Middlebury College’s president got some press a while ago for capping the increase in tuition. Specifically, any tuition increases were capped at 1% over the Consumer Price Index, the standard measure of inflation in the US.
I’m not sure if whomever proposed this doesn’t understand exponential growth, or if Middlebury’s president didn’t understand it, or if he thinks that we don’t understand it, but I do, and let me explain it to you. Most of my data comes from Middlebury’s website, or comes directly or indirectly from the census bureau.
Middlebury’s total cost in 2010 was $50,400. This is a “comprehensive fee” that includes tuition, room, board, fees, and so forth. I’m going to assume that they won’t sneakily put massive increases into things other than tuition.

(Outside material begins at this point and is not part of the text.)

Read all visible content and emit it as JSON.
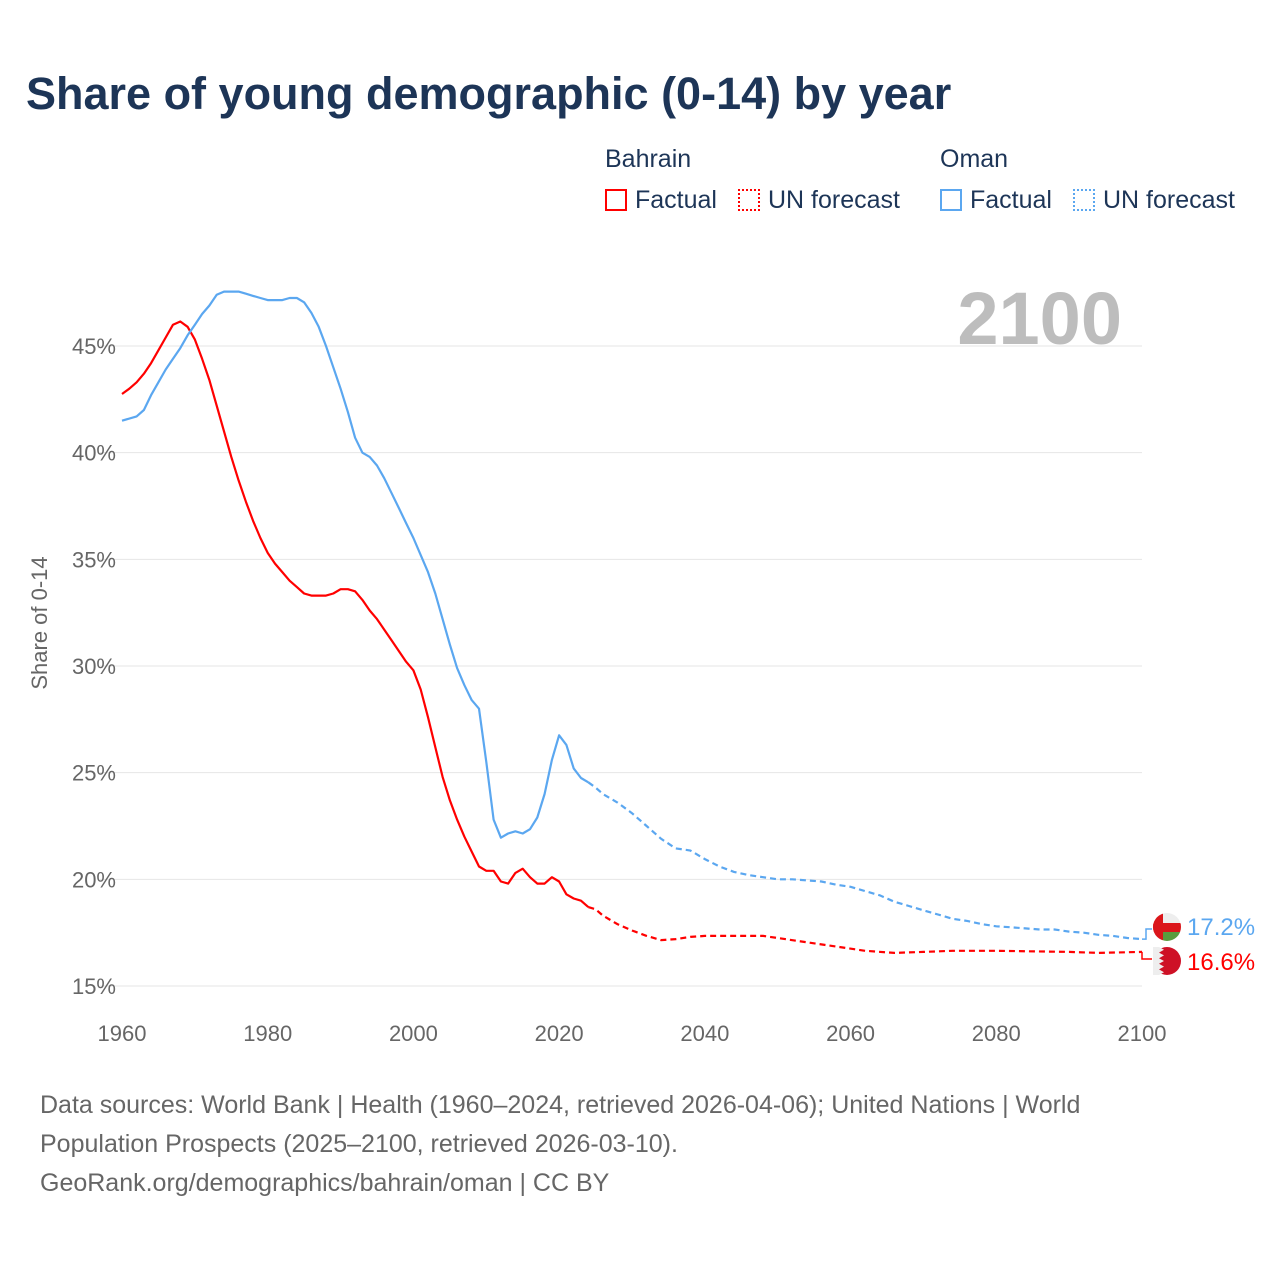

The median household income in the US in 2010 was $49,445.
The average rate of inflation in the US is 3.16%, averaging since 1958. Median household income grew at 0.04% over inflation since 1989. Naturally, these things fluctuate a lot as the market goes up and down, but those are the averages.

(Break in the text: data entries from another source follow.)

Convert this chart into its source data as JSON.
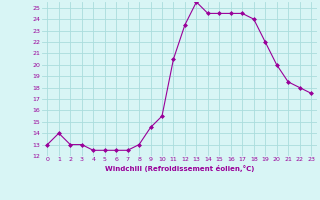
{
  "x": [
    0,
    1,
    2,
    3,
    4,
    5,
    6,
    7,
    8,
    9,
    10,
    11,
    12,
    13,
    14,
    15,
    16,
    17,
    18,
    19,
    20,
    21,
    22,
    23
  ],
  "y": [
    13,
    14,
    13,
    13,
    12.5,
    12.5,
    12.5,
    12.5,
    13,
    14.5,
    15.5,
    20.5,
    23.5,
    25.5,
    24.5,
    24.5,
    24.5,
    24.5,
    24,
    22,
    20,
    18.5,
    18,
    17.5
  ],
  "line_color": "#990099",
  "marker": "D",
  "marker_size": 2,
  "bg_color": "#d8f5f5",
  "grid_color": "#aadddd",
  "xlabel": "Windchill (Refroidissement éolien,°C)",
  "xlabel_color": "#990099",
  "tick_color": "#990099",
  "ylim": [
    12,
    25.5
  ],
  "yticks": [
    12,
    13,
    14,
    15,
    16,
    17,
    18,
    19,
    20,
    21,
    22,
    23,
    24,
    25
  ],
  "xlim": [
    -0.5,
    23.5
  ],
  "xticks": [
    0,
    1,
    2,
    3,
    4,
    5,
    6,
    7,
    8,
    9,
    10,
    11,
    12,
    13,
    14,
    15,
    16,
    17,
    18,
    19,
    20,
    21,
    22,
    23
  ]
}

We can use this average to estimate the future tuition at Middlebury, and the future median income in the US. Here’s a graph.
If Middlebury’s tuition increases at their capped amount, the cost of going to school there will pass $100,000 per year in about 2027-28. This would be fine if we were all making $150,000 per year, but as you can see, we’re not.

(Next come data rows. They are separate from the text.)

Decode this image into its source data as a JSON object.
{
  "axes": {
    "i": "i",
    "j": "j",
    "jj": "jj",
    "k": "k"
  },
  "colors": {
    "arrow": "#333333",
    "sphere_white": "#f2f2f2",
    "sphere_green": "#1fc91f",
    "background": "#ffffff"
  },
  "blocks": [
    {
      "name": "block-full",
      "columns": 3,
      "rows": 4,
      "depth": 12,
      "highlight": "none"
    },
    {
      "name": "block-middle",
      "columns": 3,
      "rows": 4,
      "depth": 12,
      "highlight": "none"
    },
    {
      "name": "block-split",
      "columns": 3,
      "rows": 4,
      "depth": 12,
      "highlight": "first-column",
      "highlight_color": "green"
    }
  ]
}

More instructive, perhaps, is the gap between median income and tuition:
You can see that by 2040, tuition at Middlebury will cost about 35% more than the median household in the US makes per year.
Sadly I don’t have good data for the amount of financial aid available and how that changes by year, but unless it grows at more than 1% over the inflation rate, it’s not going to help.
It is a truism in science that exponential growth can’t continue forever. Eventually the graph turns either cyclic or logistic, and the growth stops. Inflation is a special case; it can keep going forever because we can just revalue the currency to take some zeroes off the end of the bills, as Mexico did with the “new peso” in 1993. When something’s cost regularly increases at more than the rate of inflation, it will eventually need to stop because no one will be able to pay for it.
Exponential growth is a real killer. Middlebury’s plan is better than the average college’s increase. The average for four-year schools is about twice the inflation rate, which would lead to a massive disparity of 160% by 2040. However, it still doesn’t genuinely make the school more affordable.
The only way to make your school more affordable is to have your tuition increase at less than the rate of inflation. Anything more is still exponential growth.